许是听到了翠蝶心声,丁寿终于从她身上抽出了双手,翠蝶瞬间大大松了口气,总算这家伙还知道轻重,明白适可而止的道理。

        好不容易喘匀了气,翠蝶睁开双眼的一刻,便晓得自己大错特错了。

        眼前男人正将自己衣袍下摆撩起,入夏后丁寿同样也换了夏衣,大红妆花纱的飞鱼袍里只着了件实地纱的月白衣衬,虽然平纹细密,不致露肤,但质料却是足够轻薄,裆下鼓鼓囊囊一团如旗杆般撑起,正入翠蝶眼底。

        “你……你要作甚?”翠蝶大略猜出丁寿盘算,顿时心惊肉跳,这家伙是色胆包天,还是真不知死字如何写?!

        “做那日在仁寿宫中未完之事啊。

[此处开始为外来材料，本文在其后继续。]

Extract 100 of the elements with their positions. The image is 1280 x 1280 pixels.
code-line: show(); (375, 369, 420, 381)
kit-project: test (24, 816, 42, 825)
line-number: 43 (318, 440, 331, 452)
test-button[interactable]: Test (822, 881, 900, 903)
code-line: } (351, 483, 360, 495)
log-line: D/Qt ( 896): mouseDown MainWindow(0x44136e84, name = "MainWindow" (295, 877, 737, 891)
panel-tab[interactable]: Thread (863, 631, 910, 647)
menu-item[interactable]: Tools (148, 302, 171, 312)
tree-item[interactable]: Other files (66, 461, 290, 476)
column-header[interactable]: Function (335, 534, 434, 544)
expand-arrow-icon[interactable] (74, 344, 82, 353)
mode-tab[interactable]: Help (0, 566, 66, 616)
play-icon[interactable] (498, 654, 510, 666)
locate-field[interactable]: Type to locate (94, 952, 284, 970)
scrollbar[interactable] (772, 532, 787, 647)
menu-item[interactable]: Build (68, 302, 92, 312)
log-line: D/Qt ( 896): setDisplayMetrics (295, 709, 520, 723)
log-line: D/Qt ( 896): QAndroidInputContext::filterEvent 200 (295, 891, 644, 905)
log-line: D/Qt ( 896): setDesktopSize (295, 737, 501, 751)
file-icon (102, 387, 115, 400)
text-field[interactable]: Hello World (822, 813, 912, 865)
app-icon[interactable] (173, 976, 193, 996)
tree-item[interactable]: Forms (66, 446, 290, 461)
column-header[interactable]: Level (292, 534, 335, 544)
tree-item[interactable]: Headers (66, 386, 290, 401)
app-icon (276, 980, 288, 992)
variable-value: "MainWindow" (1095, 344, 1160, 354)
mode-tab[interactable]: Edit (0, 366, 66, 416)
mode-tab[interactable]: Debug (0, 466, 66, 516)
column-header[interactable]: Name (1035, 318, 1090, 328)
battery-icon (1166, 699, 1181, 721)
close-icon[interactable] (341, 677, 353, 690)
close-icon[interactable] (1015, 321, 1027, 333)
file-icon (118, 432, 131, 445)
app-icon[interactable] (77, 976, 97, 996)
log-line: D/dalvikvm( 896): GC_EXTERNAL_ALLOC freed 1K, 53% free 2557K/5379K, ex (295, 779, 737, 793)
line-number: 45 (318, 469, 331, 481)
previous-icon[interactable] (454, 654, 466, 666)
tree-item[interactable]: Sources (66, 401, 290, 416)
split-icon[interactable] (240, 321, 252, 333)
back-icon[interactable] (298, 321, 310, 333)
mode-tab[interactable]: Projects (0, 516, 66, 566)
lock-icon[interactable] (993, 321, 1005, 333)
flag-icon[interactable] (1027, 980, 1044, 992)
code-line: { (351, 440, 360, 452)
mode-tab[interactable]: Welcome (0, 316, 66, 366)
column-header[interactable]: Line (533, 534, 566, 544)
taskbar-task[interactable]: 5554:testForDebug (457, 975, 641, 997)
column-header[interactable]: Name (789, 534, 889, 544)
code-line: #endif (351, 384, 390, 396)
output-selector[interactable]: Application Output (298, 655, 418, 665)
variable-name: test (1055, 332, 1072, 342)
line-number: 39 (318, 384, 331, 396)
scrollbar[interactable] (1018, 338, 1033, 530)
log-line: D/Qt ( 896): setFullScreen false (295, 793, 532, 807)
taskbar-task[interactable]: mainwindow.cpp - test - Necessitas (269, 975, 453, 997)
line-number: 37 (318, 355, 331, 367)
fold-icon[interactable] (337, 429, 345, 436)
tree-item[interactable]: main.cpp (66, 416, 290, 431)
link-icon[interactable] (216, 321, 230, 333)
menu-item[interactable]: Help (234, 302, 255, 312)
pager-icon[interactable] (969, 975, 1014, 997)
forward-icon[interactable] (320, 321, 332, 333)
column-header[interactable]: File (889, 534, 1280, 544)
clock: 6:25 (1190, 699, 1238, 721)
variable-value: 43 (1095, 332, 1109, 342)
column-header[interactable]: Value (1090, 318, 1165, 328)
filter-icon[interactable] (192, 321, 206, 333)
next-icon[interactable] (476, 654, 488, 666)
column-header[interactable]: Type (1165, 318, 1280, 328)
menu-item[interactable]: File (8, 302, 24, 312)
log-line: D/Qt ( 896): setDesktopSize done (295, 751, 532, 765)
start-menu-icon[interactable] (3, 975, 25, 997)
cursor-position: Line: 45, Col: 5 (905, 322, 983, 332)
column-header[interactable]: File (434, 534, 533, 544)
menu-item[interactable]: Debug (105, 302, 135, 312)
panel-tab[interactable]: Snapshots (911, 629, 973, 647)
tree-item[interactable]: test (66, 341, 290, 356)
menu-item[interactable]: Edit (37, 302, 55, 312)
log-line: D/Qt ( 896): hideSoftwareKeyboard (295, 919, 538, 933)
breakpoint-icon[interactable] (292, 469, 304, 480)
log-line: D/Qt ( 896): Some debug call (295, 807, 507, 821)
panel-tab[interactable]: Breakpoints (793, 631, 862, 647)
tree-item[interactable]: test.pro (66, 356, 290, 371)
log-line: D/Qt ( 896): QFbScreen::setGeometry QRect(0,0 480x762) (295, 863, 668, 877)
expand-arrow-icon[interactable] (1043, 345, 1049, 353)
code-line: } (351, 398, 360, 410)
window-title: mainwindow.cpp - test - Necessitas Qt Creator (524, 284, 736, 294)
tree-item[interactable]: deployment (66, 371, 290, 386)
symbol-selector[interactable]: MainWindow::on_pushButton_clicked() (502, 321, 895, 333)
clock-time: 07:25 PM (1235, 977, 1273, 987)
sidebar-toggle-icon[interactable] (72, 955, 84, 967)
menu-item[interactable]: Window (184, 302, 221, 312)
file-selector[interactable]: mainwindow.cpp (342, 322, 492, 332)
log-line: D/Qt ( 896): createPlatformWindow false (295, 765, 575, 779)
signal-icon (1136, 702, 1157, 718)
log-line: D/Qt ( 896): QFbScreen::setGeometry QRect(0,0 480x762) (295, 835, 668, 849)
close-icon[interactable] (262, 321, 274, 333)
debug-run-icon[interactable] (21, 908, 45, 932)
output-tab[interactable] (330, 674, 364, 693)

”丁寿贴着翠蝶耳边一声轻笑,将身子压了过去。

        翠蝶被男人抵在花树上,避无可避,蹙眉哀怜地求恳道:“可这里不行……”

        “为何不行?”丁寿一只手已然放在了宫人大腿上,却不再是抚摸调戏,而是将她的马面宫裙轻轻拉起,一截雪白修长的小腿立时露了出来。

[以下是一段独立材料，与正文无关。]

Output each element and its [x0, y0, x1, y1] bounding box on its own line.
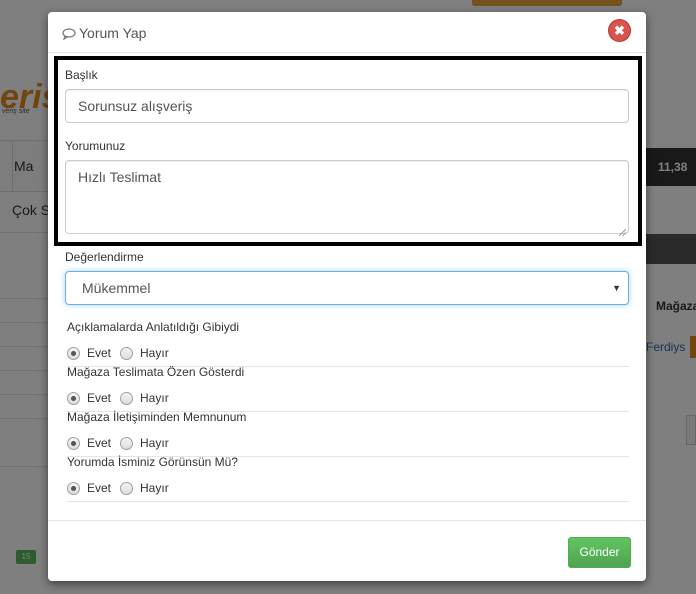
yes-radio[interactable] — [67, 346, 80, 360]
option-yes[interactable]: Evet — [67, 391, 111, 405]
dropdown-arrow-icon: ▼ — [612, 283, 621, 293]
yes-radio[interactable] — [67, 481, 80, 495]
yes-label: Evet — [87, 436, 112, 450]
no-radio[interactable] — [120, 436, 134, 450]
question-item: Yorumda İsminiz Görünsün Mü? Evet Hayır — [67, 455, 629, 502]
option-yes[interactable]: Evet — [67, 481, 111, 495]
comment-text: Hızlı Teslimat — [78, 169, 161, 185]
comment-icon — [62, 27, 76, 41]
yes-label: Evet — [87, 481, 112, 495]
no-label: Hayır — [140, 481, 169, 495]
option-no[interactable]: Hayır — [120, 346, 169, 360]
modal-footer-divider — [48, 520, 646, 521]
no-label: Hayır — [140, 436, 169, 450]
review-modal: Yorum Yap ✖ Başlık Sorunsuz alışveriş Yo… — [48, 12, 646, 581]
yes-radio[interactable] — [67, 391, 80, 405]
question-label: Yorumda İsminiz Görünsün Mü? — [67, 455, 238, 469]
no-label: Hayır — [140, 391, 169, 405]
comment-field-label: Yorumunuz — [65, 139, 126, 153]
no-radio[interactable] — [120, 391, 134, 405]
question-divider — [67, 501, 629, 502]
option-yes[interactable]: Evet — [67, 346, 111, 360]
close-button[interactable]: ✖ — [609, 20, 630, 41]
option-no[interactable]: Hayır — [120, 481, 169, 495]
question-options: Evet Hayır — [67, 342, 629, 364]
option-no[interactable]: Hayır — [120, 436, 169, 450]
yes-label: Evet — [87, 391, 112, 405]
question-item: Açıklamalarda Anlatıldığı Gibiydi Evet H… — [67, 320, 629, 367]
modal-header: Yorum Yap ✖ — [48, 12, 646, 53]
submit-button[interactable]: Gönder — [568, 537, 631, 568]
question-label: Mağaza Teslimata Özen Gösterdi — [67, 365, 245, 379]
option-yes[interactable]: Evet — [67, 436, 111, 450]
comment-textarea[interactable]: Hızlı Teslimat — [65, 160, 629, 237]
question-options: Evet Hayır — [67, 477, 629, 499]
rating-selected-value: Mükemmel — [82, 280, 151, 296]
question-options: Evet Hayır — [67, 387, 629, 409]
question-item: Mağaza Teslimata Özen Gösterdi Evet Hayı… — [67, 365, 629, 412]
title-input[interactable]: Sorunsuz alışveriş — [65, 89, 629, 123]
modal-title: Yorum Yap — [62, 25, 146, 41]
yes-label: Evet — [87, 346, 112, 360]
modal-title-text: Yorum Yap — [79, 25, 147, 41]
no-radio[interactable] — [120, 481, 134, 495]
title-field-label: Başlık — [65, 68, 98, 82]
no-label: Hayır — [140, 346, 169, 360]
rating-select[interactable]: Mükemmel ▼ — [65, 271, 629, 305]
yes-radio[interactable] — [67, 436, 80, 450]
question-label: Mağaza İletişiminden Memnunum — [67, 410, 247, 424]
no-radio[interactable] — [120, 346, 134, 360]
option-no[interactable]: Hayır — [120, 391, 169, 405]
question-label: Açıklamalarda Anlatıldığı Gibiydi — [67, 320, 240, 334]
rating-label: Değerlendirme — [65, 250, 144, 264]
resize-grip-icon[interactable] — [618, 223, 627, 237]
question-item: Mağaza İletişiminden Memnunum Evet Hayır — [67, 410, 629, 457]
question-options: Evet Hayır — [67, 432, 629, 454]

        抓住腿上男人大手,翠蝶楚楚可怜道:“外间有人……”

        “前次外间也有人在,还是太后呢……”想到此,丁寿愈加兴奋,身子抵着翠蝶,一手将她长裙拉到腰际,另一手将自己宝贝释放出来,向女人两腿间挺了过去。

        翠蝶此时哪还顾得矜持羞涩,玉手下探一把将那物件握在手里,感觉一手竟无法握拢,她忍不住垂目一瞧,吓得心头一跳,“好大!好烫!”